I also have issues with all this as an employee at a body shop. I see the Macked out cars as thorns in the owners’ sides, because I know how expensive those custom paint jobs can be, and as frequent collisions are in this state, I am amazed at how many people have them, since they are more likely than anyone to get hit because they are so eye-catching (sort of why I believe that red sports cars get hit the most, aside from the fact that they are driven by morons).

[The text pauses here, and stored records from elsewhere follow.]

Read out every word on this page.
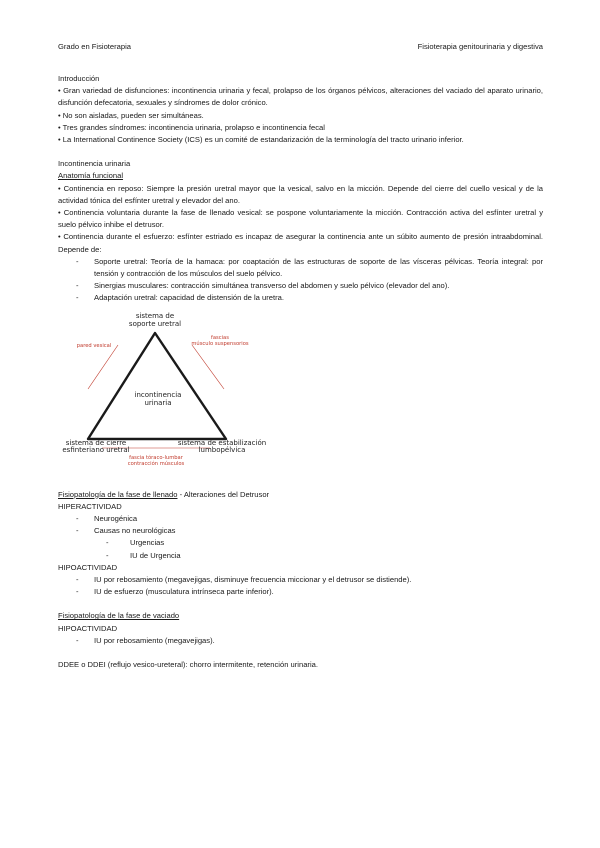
Grado en Fisioterapia	Fisioterapia genitourinaria y digestiva

Introducción

• Gran variedad de disfunciones: incontinencia urinaria y fecal, prolapso de los órganos pélvicos, alteraciones del vaciado del aparato urinario, disfunción defecatoria, sexuales y síndromes de dolor crónico.

• No son aisladas, pueden ser simultáneas.

• Tres grandes síndromes: incontinencia urinaria, prolapso e incontinencia fecal

• La International Continence Society (ICS) es un comité de estandarización de la terminología del tracto urinario inferior.

Incontinencia urinaria

Anatomía funcional

• Continencia en reposo: Siempre la presión uretral mayor que la vesical, salvo en la micción. Depende del cierre del cuello vesical y de la actividad tónica del esfínter uretral y elevador del ano.

• Continencia voluntaria durante la fase de llenado vesical: se pospone voluntariamente la micción. Contracción activa del esfínter uretral y suelo pélvico inhibe el detrusor.

• Continencia durante el esfuerzo: esfínter estriado es incapaz de asegurar la continencia ante un súbito aumento de presión intraabdominal. Depende de:

-	Soporte uretral: Teoría de la hamaca: por coaptación de las estructuras de soporte de las vísceras pélvicas. Teoría integral: por tensión y contracción de los músculos del suelo pélvico.
-	Sinergias musculares: contracción simultánea transverso del abdomen y suelo pélvico (elevador del ano).
-	Adaptación uretral: capacidad de distensión de la uretra.
sistema de
soporte uretral
incontinencia
urinaria
sistema de cierre
esfinteriano uretral
sistema de estabilización
lumbopélvica
pared vesical
fascias
músculo suspensorios
fascia tóraco-lumbar
contracción músculos

Fisiopatología de la fase de llenado - Alteraciones del Detrusor

HIPERACTIVIDAD

-	Neurogénica
-	Causas no neurológicas
-	Urgencias
-	IU de Urgencia

HIPOACTIVIDAD

-	IU por rebosamiento (megavejigas, disminuye frecuencia miccionar y el detrusor se distiende).
-	IU de esfuerzo (musculatura intrínseca parte inferior).

Fisiopatología de la fase de vaciado

HIPOACTIVIDAD

-	IU por rebosamiento (megavejigas).

DDEE o DDEI (reflujo vesico-ureteral): chorro intermitente, retención urinaria.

Just like Mardi Gras, the white frat boy’s excuse to make an ass out of him self at the forfeit of peace and quiet, I try to stay home during this time and out of harm’s way. Unlike Mardi Gras, I never had a moment where I enjoyed these events because I generally abhor sports that usurp a city like this one has. I don’t care if it brings money to the area, since by the surface of our streets and housing conditions of our citizens, the money clearly isn’t going where it’s most needed. I want to see the city improve, not revel in its broken state, not to clog intersections with my consumerism and flaunt my power as one member of a mob. Bayou Classic is one of the few things about New Orleans I will not miss when I leave.